The 5 senses of art according to Pierre Huyghe
About the exhibition Afuer Uumwelt - Gande Halle of the LUMA Foundation in Arles
Until 31 October 2021
The words with which Emanuele Coccia describes Pierre Huyghe's latest master installation take us into another dimension. In reference to the projected images, he speaks of five laboratories drawing "five cosmogonies which, rather than being presented in the ordered form of a treatise, unfold the five parallel lives of the cosmos or, to put it better, its five simultaneous streams of consciousness. This is clearly not the same playground as Koons' Balloon Dogs.
The exhibition gives pride of place to images whose treatment, although realistic, prevents the identification of the referent in the Jakobsonian sense of the term. Decoding. What's that thing? I've never seen anything like it. It doesn't look like anything. The meaning of these strange visuals is therefore exclusively composed of connotations. We are in evocation and not representation. Dive into the unknown to find something new, said Baudelaire. But these connotations, which are necessarily personal to each and every one of us, are in no way the end of the quest for the work's overall meaning. On the contrary. Nothing is set in stone. Everything is in question, in suspense. And one feels that one will not get away with a symbolic reading grid. Nor with an emotional sugar-coating. That would be beside the point. We can feel that we are in the thick of things, in the concrete.
The indeterminacy of this unnameable reality, whose ghostly silhouettes dance a waltz of infinite metamorphoses, is disturbing. No wonder, since Huyghe does not hesitate to use recordings of mental images made with the help of functional magnetic resonance imaging scanners. However, fans of transhumanism should not be too quick to rejoice. The artist's aim is not to extend the storytelling of AI and enrich its mythology through a committed artistic contribution under their banner. The idea here is not to give the computer the task of eliminating all chance in the management of meaning. We do not want to control the processes. We do not give in to the chimera of governing thought, forced as it would be to submit to a structurally superior logic.
If there is mimesis in this iconography of the third type, it is in the counterfeit of human thought that it also produces, but to better heckle it, to put it in friction with its surroundings. The aim of this semiotic device is to make the "perceptive continuity of all the elements present" the work itself. Space thus becomes the "result of this diffuse perception that animates the smallest portion of matter".
Huyghe's project is thus to disconnect thought from its function of representing the world. In such an aesthetic, fixed forms and concepts are shattered. Thought becomes pure aptitude to follow in their incessant movement, non-meaningful forms which thus constitute each one a simple indeterminate transition between the other links of the chain which frame it. We are, essentially, faced with a fan of Raymond Roussel and his legendary Locus Solus. A surrealist alien compared to Zola, because he is capable of putting on a theatre stage "rails made of calf's hair". You can see the kinship with Huyghe.

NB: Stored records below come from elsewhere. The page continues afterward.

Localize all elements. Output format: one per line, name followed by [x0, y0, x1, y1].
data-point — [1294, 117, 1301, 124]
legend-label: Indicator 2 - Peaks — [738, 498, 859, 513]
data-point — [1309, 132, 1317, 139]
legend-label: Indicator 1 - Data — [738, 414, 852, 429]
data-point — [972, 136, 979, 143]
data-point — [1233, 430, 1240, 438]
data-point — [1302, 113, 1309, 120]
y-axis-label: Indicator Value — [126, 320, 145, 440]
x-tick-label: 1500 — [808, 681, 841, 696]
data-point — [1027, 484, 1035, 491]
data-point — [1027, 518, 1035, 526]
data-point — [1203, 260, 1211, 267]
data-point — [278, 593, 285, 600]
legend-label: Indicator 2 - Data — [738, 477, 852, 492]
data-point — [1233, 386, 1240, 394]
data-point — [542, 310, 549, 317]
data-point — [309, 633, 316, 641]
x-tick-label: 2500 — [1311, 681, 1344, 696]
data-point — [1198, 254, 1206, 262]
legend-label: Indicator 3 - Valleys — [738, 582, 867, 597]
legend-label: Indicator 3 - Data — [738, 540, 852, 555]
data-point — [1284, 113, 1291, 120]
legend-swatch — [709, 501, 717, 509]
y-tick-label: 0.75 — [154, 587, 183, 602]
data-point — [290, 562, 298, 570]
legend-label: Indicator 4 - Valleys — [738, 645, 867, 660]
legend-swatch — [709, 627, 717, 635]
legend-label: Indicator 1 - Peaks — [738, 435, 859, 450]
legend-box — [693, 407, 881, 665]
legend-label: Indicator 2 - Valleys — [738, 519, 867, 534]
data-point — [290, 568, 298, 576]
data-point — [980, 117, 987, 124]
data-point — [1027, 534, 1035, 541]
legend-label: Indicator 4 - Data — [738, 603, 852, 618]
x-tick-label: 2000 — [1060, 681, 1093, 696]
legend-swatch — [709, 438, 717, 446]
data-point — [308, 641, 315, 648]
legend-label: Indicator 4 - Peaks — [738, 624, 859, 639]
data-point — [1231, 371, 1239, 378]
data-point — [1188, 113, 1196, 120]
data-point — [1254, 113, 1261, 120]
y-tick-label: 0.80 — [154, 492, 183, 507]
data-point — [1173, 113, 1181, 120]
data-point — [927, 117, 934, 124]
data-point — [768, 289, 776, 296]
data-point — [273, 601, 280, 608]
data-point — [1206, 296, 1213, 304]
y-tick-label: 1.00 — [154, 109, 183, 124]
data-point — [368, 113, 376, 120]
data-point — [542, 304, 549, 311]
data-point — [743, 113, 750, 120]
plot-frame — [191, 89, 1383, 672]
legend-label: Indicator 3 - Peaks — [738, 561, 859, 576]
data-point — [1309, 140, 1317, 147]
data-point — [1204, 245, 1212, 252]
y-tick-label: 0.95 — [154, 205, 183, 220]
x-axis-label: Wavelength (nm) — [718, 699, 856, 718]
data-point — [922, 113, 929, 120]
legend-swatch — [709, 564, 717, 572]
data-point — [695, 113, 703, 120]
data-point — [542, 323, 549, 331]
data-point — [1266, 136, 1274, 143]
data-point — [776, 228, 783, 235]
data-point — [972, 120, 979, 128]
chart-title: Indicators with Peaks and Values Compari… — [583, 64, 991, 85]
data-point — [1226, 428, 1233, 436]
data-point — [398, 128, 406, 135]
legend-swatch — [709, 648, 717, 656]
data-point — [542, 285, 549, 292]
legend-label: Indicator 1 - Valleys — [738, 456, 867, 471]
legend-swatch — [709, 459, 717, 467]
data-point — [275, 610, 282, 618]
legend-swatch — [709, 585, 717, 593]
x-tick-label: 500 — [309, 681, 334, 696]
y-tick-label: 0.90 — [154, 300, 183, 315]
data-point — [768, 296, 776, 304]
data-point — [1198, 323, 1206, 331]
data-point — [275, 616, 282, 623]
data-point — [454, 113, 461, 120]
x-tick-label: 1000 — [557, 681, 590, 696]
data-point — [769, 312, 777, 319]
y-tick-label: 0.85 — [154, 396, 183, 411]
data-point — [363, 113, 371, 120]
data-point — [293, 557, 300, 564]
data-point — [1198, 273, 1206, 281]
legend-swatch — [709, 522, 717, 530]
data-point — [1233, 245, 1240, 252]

It is therefore not surprising that Pierre Huyghe can quite easily pass for politically incorrect. The exhibition ventures to mix conscious machines, living animals and artefacts. To conclude by extolling the benefits of art's immersion in nature? Not really. For Pierre Hughes, life has little to do with what we call nature. But the matter is by no means Manichean. In Huyghe's art, any definition from a single point of view would be reductive. Thought does not intend to function in mono but in polysemy. All the signs of this visual language generate echoes. And these words each have five meanings.